The park covers 60,000 acres of land and includes the entirety of Loch Eck, a long and narrow loch. The park's year-round visiting options offer many opportunities to enjoy the area's natural wildlife and diverse habitats. Its unspoilt environment means it offers ideal viewing of species like birds of prey and red deer. You can also find good fishing in freshwater lochs like Loch Eck, and dolphins, porpoises and basking sharks swim in the sea lochs nearby.
Such a location offers a number of outdoor activities, including fishing, walking, horse riding, climbing, cycling and simply taking in the beautiful vistas. The walking options are varied and routes can be found for those wanting an easy stroll as well as those eager for exploring more rugged and challenging terrain.

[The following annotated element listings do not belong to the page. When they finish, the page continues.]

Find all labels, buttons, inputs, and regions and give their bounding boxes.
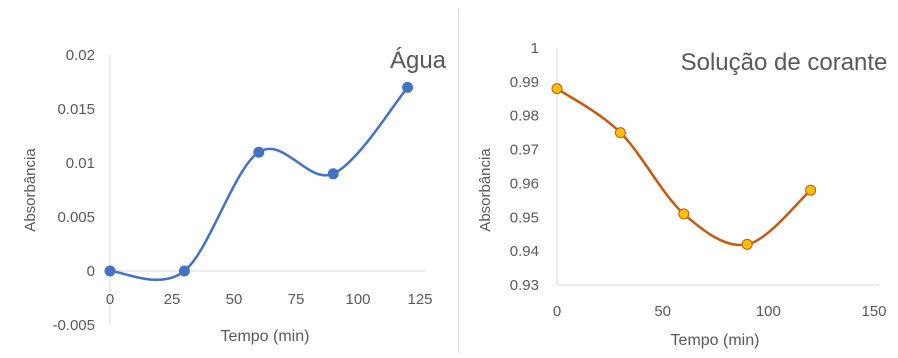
data-point	[614, 127, 626, 139]
series-group	[104, 81, 414, 281]
y-axis-label: Absorbância	[22, 148, 39, 232]
x-tick-label: 100	[756, 303, 781, 320]
y-tick-label: 0.94	[510, 243, 539, 260]
x-axis-label: Tempo (min)	[671, 332, 760, 349]
y-tick-label: 0	[87, 263, 95, 280]
x-tick-label: 25	[164, 291, 181, 308]
series-group	[551, 83, 817, 250]
data-point	[551, 83, 563, 95]
x-tick-label: 75	[288, 291, 305, 308]
data-point	[253, 146, 265, 158]
y-tick-label: 0.99	[510, 74, 539, 91]
series-line	[556, 87, 812, 247]
x-axis: 0 25 50 75 100 125	[106, 270, 433, 308]
data-point	[741, 238, 753, 250]
y-tick-label: 0.01	[66, 155, 95, 172]
data-point	[402, 81, 414, 93]
chart-title: Água	[390, 47, 447, 74]
x-tick-label: 150	[861, 303, 886, 320]
x-tick-label: 0	[106, 291, 114, 308]
x-tick-label: 125	[407, 291, 432, 308]
data-point	[104, 265, 116, 277]
y-axis: -0.005 0 0.005 0.01 0.015 0.02	[52, 47, 111, 334]
y-tick-label: 1	[531, 40, 539, 57]
x-tick-label: 100	[345, 291, 370, 308]
data-point	[178, 265, 190, 277]
data-point	[327, 168, 339, 180]
y-tick-label: 0.96	[510, 175, 539, 192]
series-line	[109, 86, 409, 281]
chart-title: Solução de corante	[681, 49, 888, 76]
panel-divider	[458, 8, 459, 353]
chart-panel-agua: -0.005 0 0.005 0.01 0.015 0.02 0 25 50 75 100 125 …	[22, 47, 447, 345]
y-tick-label: 0.93	[510, 277, 539, 294]
y-tick-label: 0.97	[510, 142, 539, 159]
y-tick-label: 0.015	[57, 101, 95, 118]
y-tick-label: -0.005	[52, 317, 95, 334]
chart-corante: 0.930.940.950.960.970.980.991 0 50 100 150 …	[477, 40, 888, 349]
y-tick-label: 0.005	[57, 209, 95, 226]
x-tick-label: 50	[654, 303, 671, 320]
y-tick-label: 0.02	[66, 47, 95, 64]
y-tick-label: 0.98	[510, 108, 539, 125]
x-tick-label: 0	[553, 303, 561, 320]
data-point	[805, 184, 817, 196]
y-axis-label: Absorbância	[477, 148, 494, 232]
x-tick-label: 50	[226, 291, 243, 308]
chart-panel-corante: 0.93 0.94 0.95 0.96 0.97 0.98 0.99 1 0 50 100 150 …	[460, 0, 898, 353]
data-point	[678, 208, 690, 220]
y-tick-label: 0.95	[510, 209, 539, 226]
x-axis-label: Tempo (min)	[221, 328, 310, 345]
x-axis: 0 50 100 150	[553, 284, 887, 320]
y-axis: 0.93 0.94 0.95 0.96 0.97 0.98 0.99 1	[510, 40, 558, 294]
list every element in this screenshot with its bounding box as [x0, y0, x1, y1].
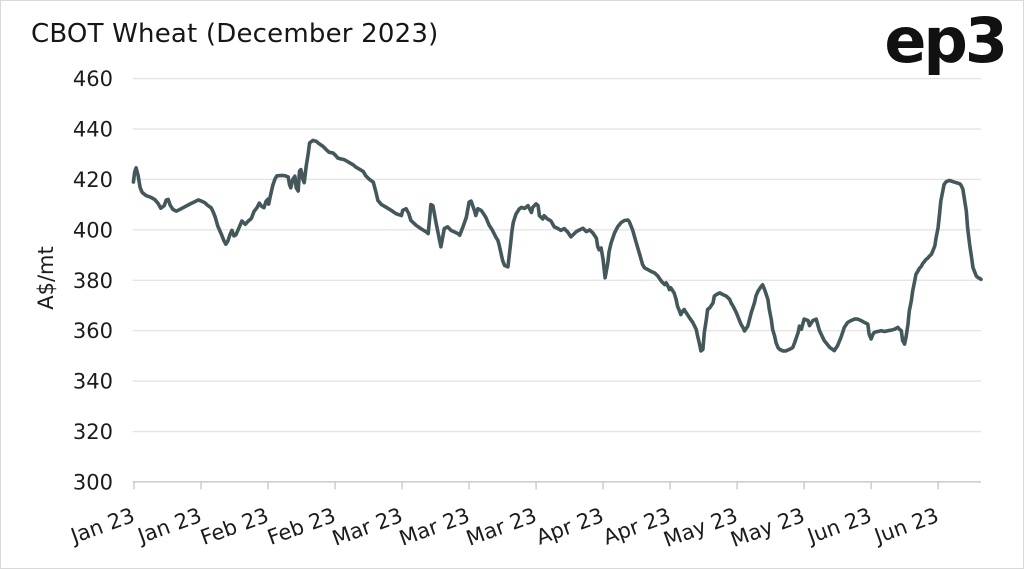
- x-tick-label-1: Jan 23: [133, 503, 205, 549]
- y-tick-label-400: 400: [73, 218, 113, 242]
- x-tick-label-11: Jun 23: [803, 503, 875, 549]
- x-tick-label-10: May 23: [727, 503, 807, 552]
- x-tick-label-2: Feb 23: [197, 503, 272, 550]
- x-tick-label-7: Apr 23: [533, 503, 607, 549]
- y-tick-label-300: 300: [73, 470, 113, 494]
- x-tick-label-6: Mar 23: [463, 503, 540, 551]
- y-tick-label-460: 460: [73, 67, 113, 91]
- x-tick-label-4: Mar 23: [329, 503, 406, 551]
- price-line: [131, 138, 983, 353]
- x-tick-label-0: Jan 23: [66, 503, 138, 549]
- x-tick-label-3: Feb 23: [264, 503, 339, 550]
- y-tick-label-320: 320: [73, 420, 113, 444]
- y-tick-label-380: 380: [73, 269, 113, 293]
- y-tick-label-420: 420: [73, 168, 113, 192]
- y-tick-label-360: 360: [73, 319, 113, 343]
- x-tick-label-12: Jun 23: [870, 503, 942, 549]
- ep3-logo: ep3: [884, 4, 1008, 77]
- chart-title: CBOT Wheat (December 2023): [31, 19, 439, 49]
- x-tick-label-9: May 23: [660, 503, 740, 552]
- y-tick-label-340: 340: [73, 370, 113, 394]
- x-tick-label-8: Apr 23: [600, 503, 674, 549]
- x-tick-label-5: Mar 23: [396, 503, 473, 551]
- y-tick-label-440: 440: [73, 118, 113, 142]
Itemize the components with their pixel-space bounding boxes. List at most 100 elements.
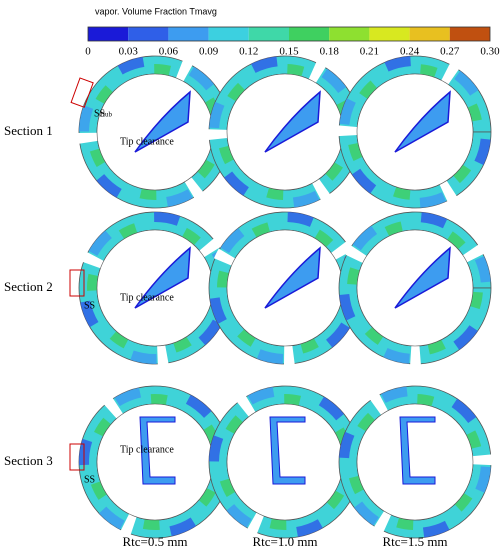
vapor-patch — [79, 105, 94, 132]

The Arrochar Alps, found north of Glen Croe, are well known for good climbing and include Ben Arthur (also known as 'The Cobbler'), which stands at 2,891 feet. The area also contains many off-road cycle trails of varying difficulty and forest paths for horse riding. Visitors can venture into the park on their own to take advantage of the magnificent scenery, or they can turn to activity centres like the Benmore Centre for Outdoor Education and the Ardentinny Outdoor Education Centre, which also offers a number of water sports opportunities.
The surrounding area is spoilt for choice of accommodation, including hotels, bed and breakfasts and self catering thatched cottages, chalets or log cabins. Other nearby attractions are the Trossachs and Loch Lomond. The nearby Benmore Botanic Gardens offer an amazing array of flowering trees and shrubs. Highlights include more than 300 species of rhododendron and the garden entrance of a stunning 'avenue' of redwood trees.
Argyll Forest Park is approximately one hour from Glasgow and its relative remoteness means the journey can seem imposing but there are two equally interesting routes. Travellers can either take the M8 to Gourock or Greenock and then take a ferry from there or drive along the A82 up Loch Lomond's western side to Arrochar. While the park is near small hamlets and villages like Glenbranter, Ardentinny and Lochgoilhead, the nearest town to the park is the former Victorian holiday resort town of Dunoon. Home to the region’s best shopping and dining, Dunoon also hosts the Cowal Highland Gathering, the largest Highland games in the world, on the last weekend of August each year. Excellent angling can also be found on the piers of Dunoon or other areas on the shores of the Firth of Clyde.